Apologies.. I meant I think it works with Onyx4 as well as V-brick, but not G-brick. Most stuff which doesn't use SGI specific extensions should work just fine on the Onyx4 (including Autodesk...Inventor/AutoCAD, however I don't have one so can't confirm), at the end of the day its nothing more than a GL implementation provided by ATi so in theory should work fine. We are still talking GL1.5 though, no shaders, the GLSL spec had been released for GL1.5 (GLSL was devised/promoted by ATi at Khronos), however wasn't fully introduced until GL2.0, by which time neither the FireGL nor V-Pro couldn't really handle anything non-standard outside the fixed function pipeline (there were specific SGI extensions for dealing with non-standard stuff which eventually found its way into GL standard, but a lot got superceeded by fragment functionality). I can't think of many CAD programs these days which require shaders tbh. They certainly use compute (GPGPU functionality) but not fragment/vertex shaders. CAD doesn't tend to push the 'looks nice' category, rather 'look how many vertices I can have on screen representing a bad ass mesh and get high FPS as possible' category.

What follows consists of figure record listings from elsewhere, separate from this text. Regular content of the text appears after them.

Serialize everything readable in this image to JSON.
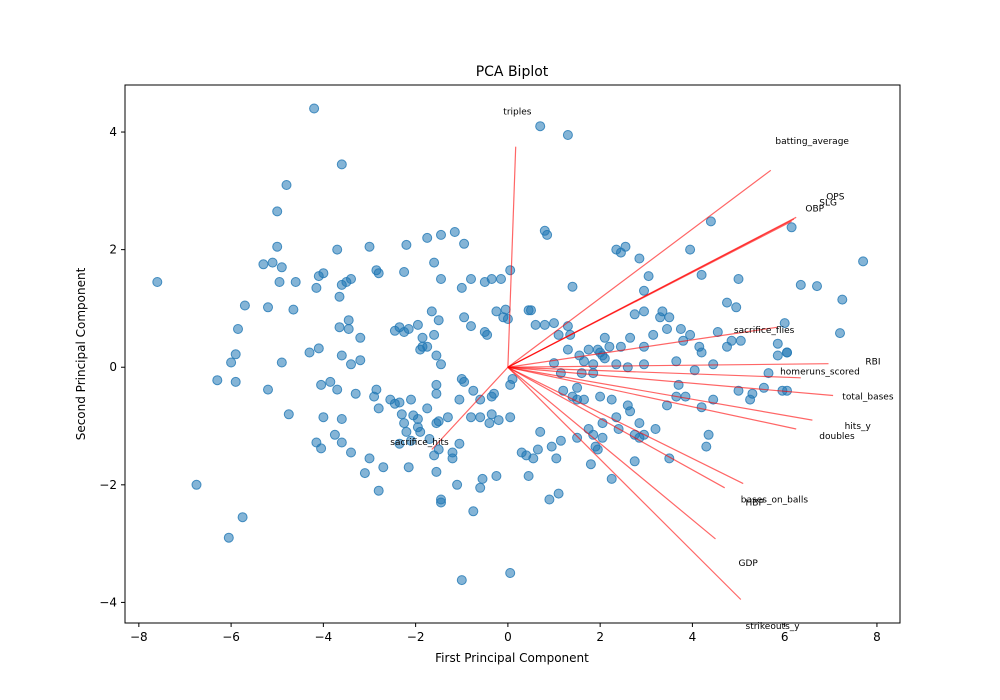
{
  "chart_data": {
    "type": "scatter",
    "title": "PCA Biplot",
    "xlabel": "First Principal Component",
    "ylabel": "Second Principal Component",
    "xlim": [
      -8.3,
      8.5
    ],
    "ylim": [
      -4.35,
      4.8
    ],
    "x_ticks": [
      -8,
      -6,
      -4,
      -2,
      0,
      2,
      4,
      6,
      8
    ],
    "y_ticks": [
      -4,
      -2,
      0,
      2,
      4
    ],
    "grid": false,
    "colors": {
      "points": "#1f77b4",
      "loadings": "#ff0000"
    },
    "points": [
      [
        -4.2,
        4.4
      ],
      [
        0.7,
        4.1
      ],
      [
        1.3,
        3.95
      ],
      [
        -3.6,
        3.45
      ],
      [
        -4.8,
        3.1
      ],
      [
        -5.0,
        2.65
      ],
      [
        -3.0,
        2.05
      ],
      [
        -3.7,
        2.0
      ],
      [
        -5.0,
        2.05
      ],
      [
        -4.9,
        1.7
      ],
      [
        -5.1,
        1.78
      ],
      [
        -5.3,
        1.75
      ],
      [
        -4.0,
        1.6
      ],
      [
        -4.1,
        1.55
      ],
      [
        -3.4,
        1.5
      ],
      [
        -3.5,
        1.45
      ],
      [
        -3.6,
        1.4
      ],
      [
        -3.65,
        1.2
      ],
      [
        -4.6,
        1.45
      ],
      [
        -4.95,
        1.45
      ],
      [
        -4.15,
        1.35
      ],
      [
        -5.7,
        1.05
      ],
      [
        -5.2,
        1.02
      ],
      [
        -4.65,
        0.98
      ],
      [
        -5.85,
        0.65
      ],
      [
        -3.45,
        0.8
      ],
      [
        -3.65,
        0.68
      ],
      [
        -3.45,
        0.65
      ],
      [
        -3.2,
        0.5
      ],
      [
        -4.3,
        0.25
      ],
      [
        -4.1,
        0.32
      ],
      [
        -3.6,
        0.2
      ],
      [
        -3.4,
        0.05
      ],
      [
        -3.2,
        0.12
      ],
      [
        -4.9,
        0.08
      ],
      [
        -5.9,
        0.22
      ],
      [
        -6.0,
        0.08
      ],
      [
        -6.3,
        -0.22
      ],
      [
        -5.9,
        -0.25
      ],
      [
        -5.2,
        -0.38
      ],
      [
        -4.05,
        -0.3
      ],
      [
        -3.85,
        -0.25
      ],
      [
        -3.7,
        -0.38
      ],
      [
        -3.3,
        -0.45
      ],
      [
        -2.9,
        -0.5
      ],
      [
        -2.85,
        -0.38
      ],
      [
        -2.55,
        -0.55
      ],
      [
        -2.45,
        -0.62
      ],
      [
        -2.35,
        -0.6
      ],
      [
        -2.1,
        -0.55
      ],
      [
        -4.75,
        -0.8
      ],
      [
        -4.0,
        -0.85
      ],
      [
        -3.6,
        -0.88
      ],
      [
        -2.8,
        -0.7
      ],
      [
        -2.3,
        -0.8
      ],
      [
        -2.25,
        -0.95
      ],
      [
        -2.05,
        -0.82
      ],
      [
        -1.95,
        -0.88
      ],
      [
        -2.2,
        -1.1
      ],
      [
        -2.35,
        -1.3
      ],
      [
        -2.1,
        -1.25
      ],
      [
        -1.9,
        -1.1
      ],
      [
        -1.7,
        -1.22
      ],
      [
        -1.5,
        -0.92
      ],
      [
        -1.5,
        -1.4
      ],
      [
        -1.2,
        -1.55
      ],
      [
        -1.2,
        -1.45
      ],
      [
        -1.05,
        -1.3
      ],
      [
        -1.6,
        -1.5
      ],
      [
        -3.0,
        -1.55
      ],
      [
        -3.1,
        -1.8
      ],
      [
        -3.4,
        -1.45
      ],
      [
        -3.6,
        -1.28
      ],
      [
        -3.75,
        -1.15
      ],
      [
        -4.05,
        -1.38
      ],
      [
        -4.15,
        -1.28
      ],
      [
        -2.7,
        -1.7
      ],
      [
        -2.15,
        -1.7
      ],
      [
        -1.55,
        -1.78
      ],
      [
        -2.8,
        -2.1
      ],
      [
        -1.45,
        -2.3
      ],
      [
        -1.45,
        -2.25
      ],
      [
        -1.1,
        -2.0
      ],
      [
        -0.75,
        -2.45
      ],
      [
        -0.6,
        -2.05
      ],
      [
        -0.55,
        -1.9
      ],
      [
        -0.25,
        -1.85
      ],
      [
        -1.0,
        -3.62
      ],
      [
        0.05,
        -3.5
      ],
      [
        -7.6,
        1.45
      ],
      [
        -6.75,
        -2.0
      ],
      [
        -6.05,
        -2.9
      ],
      [
        -5.75,
        -2.55
      ],
      [
        -1.75,
        2.2
      ],
      [
        -1.45,
        2.25
      ],
      [
        -1.15,
        2.3
      ],
      [
        -0.95,
        2.1
      ],
      [
        -0.8,
        1.5
      ],
      [
        -0.5,
        1.45
      ],
      [
        -0.35,
        1.5
      ],
      [
        -0.15,
        1.5
      ],
      [
        0.05,
        1.65
      ],
      [
        0.8,
        2.32
      ],
      [
        0.85,
        2.25
      ],
      [
        -1.6,
        1.78
      ],
      [
        -1.45,
        1.5
      ],
      [
        -1.0,
        1.35
      ],
      [
        -2.2,
        2.08
      ],
      [
        -2.25,
        1.62
      ],
      [
        -2.8,
        1.6
      ],
      [
        -2.85,
        1.65
      ],
      [
        -0.05,
        0.98
      ],
      [
        -0.1,
        0.85
      ],
      [
        -0.25,
        0.95
      ],
      [
        0.0,
        0.82
      ],
      [
        0.5,
        0.97
      ],
      [
        0.45,
        0.97
      ],
      [
        0.6,
        0.72
      ],
      [
        0.8,
        0.72
      ],
      [
        -0.5,
        0.6
      ],
      [
        -0.45,
        0.55
      ],
      [
        -0.95,
        0.85
      ],
      [
        -0.8,
        0.7
      ],
      [
        -1.65,
        0.95
      ],
      [
        -1.5,
        0.8
      ],
      [
        -1.6,
        0.55
      ],
      [
        -1.85,
        0.5
      ],
      [
        -1.85,
        0.35
      ],
      [
        -2.15,
        0.65
      ],
      [
        -2.45,
        0.62
      ],
      [
        -2.25,
        0.6
      ],
      [
        -2.35,
        0.68
      ],
      [
        -1.95,
        0.72
      ],
      [
        -1.75,
        0.35
      ],
      [
        -1.9,
        0.3
      ],
      [
        -1.55,
        0.2
      ],
      [
        -1.45,
        0.05
      ],
      [
        -1.55,
        -0.3
      ],
      [
        -1.55,
        -0.45
      ],
      [
        -1.0,
        -0.2
      ],
      [
        -0.95,
        -0.25
      ],
      [
        -0.75,
        -0.4
      ],
      [
        -0.6,
        -0.55
      ],
      [
        -0.35,
        -0.5
      ],
      [
        -0.3,
        -0.45
      ],
      [
        0.05,
        -0.3
      ],
      [
        0.1,
        -0.2
      ],
      [
        -1.05,
        -0.55
      ],
      [
        -1.3,
        -0.85
      ],
      [
        -1.55,
        -0.95
      ],
      [
        -1.75,
        -0.7
      ],
      [
        -1.95,
        -1.02
      ],
      [
        -0.8,
        -0.85
      ],
      [
        -0.6,
        -0.85
      ],
      [
        -0.4,
        -0.95
      ],
      [
        -0.2,
        -0.9
      ],
      [
        -0.35,
        -0.8
      ],
      [
        0.05,
        -0.85
      ],
      [
        0.3,
        -1.45
      ],
      [
        0.4,
        -1.5
      ],
      [
        0.65,
        -1.4
      ],
      [
        0.95,
        -1.35
      ],
      [
        1.15,
        -1.25
      ],
      [
        1.05,
        -1.55
      ],
      [
        0.7,
        -1.1
      ],
      [
        0.55,
        -1.55
      ],
      [
        0.45,
        -1.85
      ],
      [
        0.9,
        -2.25
      ],
      [
        1.1,
        -2.15
      ],
      [
        1.5,
        -0.55
      ],
      [
        1.65,
        -0.55
      ],
      [
        1.5,
        -1.2
      ],
      [
        1.95,
        -1.4
      ],
      [
        1.8,
        -1.65
      ],
      [
        2.25,
        -1.9
      ],
      [
        2.75,
        -1.6
      ],
      [
        2.4,
        -1.05
      ],
      [
        2.75,
        -1.15
      ],
      [
        2.85,
        -1.2
      ],
      [
        3.5,
        -1.55
      ],
      [
        1.75,
        -1.05
      ],
      [
        1.85,
        -1.15
      ],
      [
        1.9,
        -1.35
      ],
      [
        2.05,
        -1.2
      ],
      [
        2.05,
        -0.95
      ],
      [
        2.35,
        -0.85
      ],
      [
        2.65,
        -0.75
      ],
      [
        2.85,
        -0.95
      ],
      [
        2.95,
        -1.15
      ],
      [
        3.2,
        -1.05
      ],
      [
        1.3,
        0.7
      ],
      [
        1.35,
        0.55
      ],
      [
        1.4,
        1.37
      ],
      [
        1.0,
        0.75
      ],
      [
        1.1,
        0.55
      ],
      [
        1.3,
        0.3
      ],
      [
        1.0,
        0.07
      ],
      [
        1.15,
        -0.1
      ],
      [
        1.2,
        -0.4
      ],
      [
        1.4,
        -0.5
      ],
      [
        1.55,
        0.2
      ],
      [
        1.65,
        0.1
      ],
      [
        1.95,
        0.3
      ],
      [
        2.0,
        0.25
      ],
      [
        2.05,
        0.2
      ],
      [
        2.1,
        0.15
      ],
      [
        2.35,
        0.05
      ],
      [
        2.6,
        0.0
      ],
      [
        2.95,
        0.05
      ],
      [
        2.95,
        0.35
      ],
      [
        2.45,
        1.95
      ],
      [
        2.55,
        2.05
      ],
      [
        2.35,
        2.0
      ],
      [
        2.85,
        1.85
      ],
      [
        3.05,
        1.55
      ],
      [
        2.95,
        1.3
      ],
      [
        2.75,
        0.9
      ],
      [
        2.95,
        0.95
      ],
      [
        3.3,
        0.85
      ],
      [
        3.5,
        0.85
      ],
      [
        3.35,
        0.95
      ],
      [
        3.75,
        0.65
      ],
      [
        3.8,
        0.45
      ],
      [
        3.95,
        0.55
      ],
      [
        4.2,
        0.25
      ],
      [
        4.45,
        0.05
      ],
      [
        4.15,
        0.35
      ],
      [
        3.65,
        0.1
      ],
      [
        4.05,
        -0.05
      ],
      [
        3.7,
        -0.3
      ],
      [
        3.85,
        -0.5
      ],
      [
        3.65,
        -0.5
      ],
      [
        3.45,
        -0.65
      ],
      [
        4.45,
        -0.55
      ],
      [
        4.2,
        -0.68
      ],
      [
        4.35,
        -1.15
      ],
      [
        4.3,
        -1.35
      ],
      [
        3.95,
        2.0
      ],
      [
        4.4,
        2.48
      ],
      [
        4.2,
        1.57
      ],
      [
        4.75,
        1.1
      ],
      [
        4.95,
        1.02
      ],
      [
        5.0,
        1.5
      ],
      [
        5.05,
        0.45
      ],
      [
        4.85,
        0.45
      ],
      [
        4.75,
        0.35
      ],
      [
        4.55,
        0.6
      ],
      [
        5.0,
        -0.4
      ],
      [
        5.25,
        -0.55
      ],
      [
        5.3,
        -0.45
      ],
      [
        5.55,
        -0.35
      ],
      [
        5.65,
        -0.1
      ],
      [
        5.85,
        0.2
      ],
      [
        6.05,
        0.25
      ],
      [
        6.15,
        2.38
      ],
      [
        6.35,
        1.4
      ],
      [
        6.7,
        1.38
      ],
      [
        7.2,
        0.58
      ],
      [
        7.25,
        1.15
      ],
      [
        7.7,
        1.8
      ],
      [
        6.0,
        0.75
      ],
      [
        5.85,
        0.4
      ],
      [
        5.95,
        -0.4
      ],
      [
        6.05,
        -0.4
      ],
      [
        6.05,
        0.25
      ],
      [
        1.75,
        0.3
      ],
      [
        2.1,
        0.5
      ],
      [
        2.2,
        0.35
      ],
      [
        3.15,
        0.55
      ],
      [
        3.45,
        0.65
      ],
      [
        2.65,
        0.5
      ],
      [
        2.45,
        0.35
      ],
      [
        1.85,
        0.05
      ],
      [
        1.6,
        -0.1
      ],
      [
        1.5,
        -0.35
      ],
      [
        1.85,
        -0.1
      ],
      [
        2.0,
        -0.5
      ],
      [
        2.25,
        -0.55
      ],
      [
        2.6,
        -0.65
      ]
    ],
    "loadings": [
      {
        "name": "triples",
        "x": 0.17,
        "y": 3.75,
        "lx": -0.1,
        "ly": 4.3
      },
      {
        "name": "batting_average",
        "x": 5.7,
        "y": 3.35,
        "lx": 5.8,
        "ly": 3.8
      },
      {
        "name": "OPS",
        "x": 6.25,
        "y": 2.55,
        "lx": 6.9,
        "ly": 2.85
      },
      {
        "name": "SLG",
        "x": 6.2,
        "y": 2.52,
        "lx": 6.75,
        "ly": 2.75
      },
      {
        "name": "OBP",
        "x": 6.15,
        "y": 2.48,
        "lx": 6.45,
        "ly": 2.65
      },
      {
        "name": "sacrifice_flies",
        "x": 5.85,
        "y": 0.68,
        "lx": 4.9,
        "ly": 0.58
      },
      {
        "name": "RBI",
        "x": 6.95,
        "y": 0.06,
        "lx": 7.75,
        "ly": 0.05
      },
      {
        "name": "homeruns_scored",
        "x": 6.35,
        "y": -0.18,
        "lx": 5.9,
        "ly": -0.12
      },
      {
        "name": "total_bases",
        "x": 7.05,
        "y": -0.48,
        "lx": 7.25,
        "ly": -0.55
      },
      {
        "name": "hits_y",
        "x": 6.6,
        "y": -0.9,
        "lx": 7.3,
        "ly": -1.05
      },
      {
        "name": "doubles",
        "x": 6.25,
        "y": -1.05,
        "lx": 6.75,
        "ly": -1.22
      },
      {
        "name": "sacrifice_hits",
        "x": -1.65,
        "y": -1.4,
        "lx": -2.55,
        "ly": -1.32
      },
      {
        "name": "bases_on_balls",
        "x": 5.1,
        "y": -1.98,
        "lx": 5.05,
        "ly": -2.3
      },
      {
        "name": "HBP",
        "x": 4.7,
        "y": -2.05,
        "lx": 5.15,
        "ly": -2.35
      },
      {
        "name": "GDP",
        "x": 4.5,
        "y": -2.92,
        "lx": 5.0,
        "ly": -3.38
      },
      {
        "name": "strikeouts_y",
        "x": 5.05,
        "y": -3.95,
        "lx": 5.15,
        "ly": -4.45
      }
    ]
  }
}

Yes some features of this contraption, the applications had to explicitly implement however... as most things concived by SGI, it eventually made its way into the standard for those bespoke times when the application has more control over this aspect of the display (hyperpipes). Very bespoke though.

https://www.khronos.org/registry/OpenGL ... erpipe.txt

I think this was the first though :) . Not many other systems allowed this level of configurability for their graphics.